BELARUS NEWS AND ANALYSIS

DATE:

22/05/2008

Poland and Sweden to pitch 'Eastern Partnership' idea

By Philippa Runner

Poland and Sweden are to unveil joint proposals for a new eastern Europe policy at an EU foreign ministers' meeting in Brussels on Monday (26 May), in a mini-version of France's "Mediterranean Union."

The "Eastern Partnership" envisages a multinational forum between the EU-27 and neighbouring states Ukraine, Moldova, Georgia, Armenia and Azerbaijan, Polish press agency PAP reports.

The forum would aim to negotiate visa-free travel deals, free trade zones for services and agricultural products and strategic partnership agreements with the five countries.

It would also launch smaller, bilateral projects on student exchange, environmental protection and energy supply, but would avoid the controversial topic of EU membership perspectives.

Dictatorship Belarus could join at a technical and expert-level only.
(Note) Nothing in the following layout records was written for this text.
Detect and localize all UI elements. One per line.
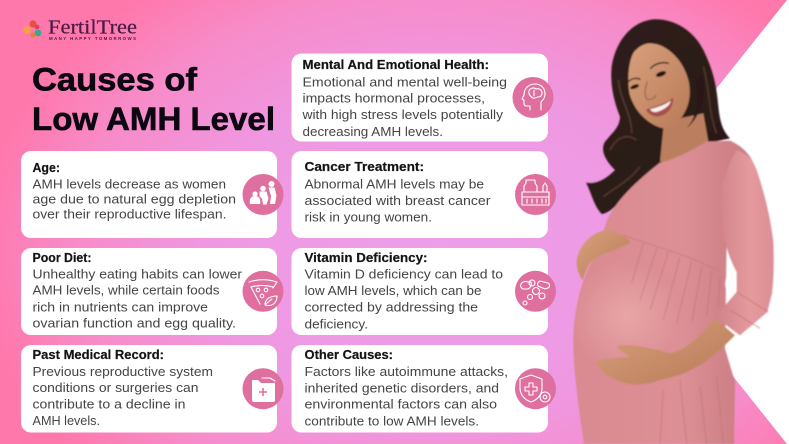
panel: mental and emotional health: impacts hormonal processes, bbox=[302, 90, 485, 106]
sleeve bbox=[715, 150, 774, 335]
icon: vitamin pills bbox=[515, 271, 556, 312]
icon: flower logo bbox=[23, 20, 41, 38]
panel: other causes: inherited genetic disorders, and bbox=[304, 380, 499, 396]
arm gap bbox=[725, 274, 736, 294]
logo bbox=[23, 16, 137, 41]
logo tagline: MANY HAPPY TOMORROWS bbox=[49, 36, 136, 41]
panel: cancer treatment: associated with breast cancer bbox=[304, 193, 491, 208]
panel: poor diet bbox=[21, 248, 284, 335]
panel: other causes bbox=[292, 345, 556, 432]
title: Causes of bbox=[32, 62, 197, 98]
panel: mental and emotional health: Mental And Emotional Health: bbox=[302, 57, 489, 72]
panel: vitamin deficiency: corrected by addressing the bbox=[304, 300, 478, 314]
panel: cancer treatment bbox=[292, 151, 556, 238]
panel: past medical record bbox=[21, 345, 284, 432]
panel: past medical record: Previous reproductive system bbox=[32, 364, 213, 379]
icon: head with brain bbox=[512, 77, 554, 118]
dress body bbox=[573, 141, 757, 444]
panel: poor diet: Poor Diet: bbox=[32, 250, 92, 265]
panel: mental and emotional health: decreasing AMH levels. bbox=[302, 124, 443, 139]
title bbox=[32, 62, 275, 137]
panel: past medical record: contribute to a decline in bbox=[32, 396, 186, 412]
panel: age: AMH levels decrease as women bbox=[32, 176, 226, 192]
hair back bbox=[586, 19, 730, 214]
panel: mental and emotional health: with high stress levels potentially bbox=[301, 107, 504, 122]
panel: age: Age: bbox=[32, 160, 60, 175]
panel: age bbox=[21, 151, 284, 238]
lower arm and hand bbox=[596, 318, 735, 384]
panel: cancer treatment: Abnormal AMH levels may be bbox=[304, 176, 484, 192]
neck and chest bbox=[660, 113, 708, 163]
panel: mental and emotional health: Emotional and mental well-being bbox=[302, 74, 507, 90]
panel: poor diet: Unhealthy eating habits can lower bbox=[32, 266, 243, 282]
panel: age: over their reproductive lifespan. bbox=[32, 206, 226, 222]
panel: vitamin deficiency: Vitamin D deficiency can lead to bbox=[304, 266, 503, 282]
panel: past medical record: conditions or surgeries can bbox=[32, 380, 198, 395]
face bbox=[626, 43, 690, 129]
icon: family figures bbox=[242, 174, 284, 215]
panel: vitamin deficiency: Vitamin Deficiency: bbox=[304, 250, 428, 265]
panel: vitamin deficiency bbox=[292, 248, 556, 335]
brows and eyes bbox=[628, 63, 668, 90]
icon: medical folder bbox=[242, 368, 284, 409]
panel: poor diet: rich in nutrients can improve bbox=[32, 300, 208, 314]
white corner shape bbox=[610, 0, 789, 444]
panel: poor diet: ovarian function and egg quality. bbox=[32, 316, 236, 330]
panel: past medical record: AMH levels. bbox=[32, 413, 100, 428]
panel: other causes: environmental factors can also bbox=[304, 396, 497, 412]
cuff fold bbox=[730, 292, 768, 328]
logo wordmark: FertilTree bbox=[48, 16, 137, 38]
title: Low AMH Level bbox=[32, 101, 275, 137]
upper hand bbox=[577, 230, 631, 281]
icon: shield with cross and gear bbox=[515, 368, 556, 409]
panel: other causes: Other Causes: bbox=[304, 347, 393, 362]
panel: cancer treatment: Cancer Treatment: bbox=[304, 159, 424, 174]
icon: medicine bottle and blister pack bbox=[515, 174, 556, 215]
panel: past medical record: Past Medical Record: bbox=[32, 347, 164, 362]
hair highlights bbox=[603, 67, 717, 197]
panel: vitamin deficiency: deficiency. bbox=[304, 316, 368, 332]
panel: age: age due to natural egg depletion bbox=[32, 192, 236, 206]
panel: other causes: Factors like autoimmune attacks, bbox=[304, 364, 508, 379]
panel: cancer treatment: risk in young women. bbox=[304, 210, 432, 224]
smile bbox=[646, 97, 673, 117]
icon: pizza slice and leaf bbox=[242, 271, 284, 312]
illustration: pregnant woman bbox=[570, 19, 774, 444]
panel: mental and emotional health bbox=[292, 54, 554, 142]
belly highlight bbox=[570, 260, 683, 373]
panel: other causes: contribute to low AMH levels. bbox=[304, 414, 479, 428]
panel: vitamin deficiency: low AMH levels, which can be bbox=[304, 283, 482, 298]
waist seam and gathers bbox=[623, 235, 723, 444]
front hair bbox=[623, 28, 704, 128]
nose shadow bbox=[645, 82, 656, 99]
panel: poor diet: AMH levels, while certain foods bbox=[32, 282, 220, 298]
Russia would also be invited to cooperate on local initiatives, involving the Kaliningrad enclave for example.

Unlike the grander Mediterranean club, the eastern set-up would not have its own secretariat but would be run by the European Commission and financed from the 2007 to 2013 European neighbourhood policy budget. A commission official would be appointed as its "special coordinator."

Following the foreign ministers' debate, Warsaw hopes to secure formal approval at the EU summit in June and to start detailed work on the "partnership" by the end of the year.

Warm reception

"Poland prepared the proposal with Swedish cooperation. The project was presented to the European Commission in recent days and met with a positive reaction," Polish foreign ministry spokesman Piotr Paszkowski said.

The upcoming French EU presidency - keen to secure Polish support for its Mediterranean baby - is warming to the idea, with French leader Nicolas Sarkozy to hold talks with Polish prime minister Donald Tusk in Warsaw next week, PAP writes.

Germany, the UK and the Netherlands have also voiced initial support, but Spain and Italy could prove problematic while Ukraine will have to be persuaded the partnership offers something better than the current EU neighbourhood package, Polish daily Gazeta Wyborcza reports.

"The EU's eastern policy is of interest to the whole EU," Polish commissioner Danuta Hubner told the Rzeczpospolita newspaper. "The weakness of [previous] northern, eastern or southern European Union policies was that they existed only in the sphere of interest of member countries in those regions."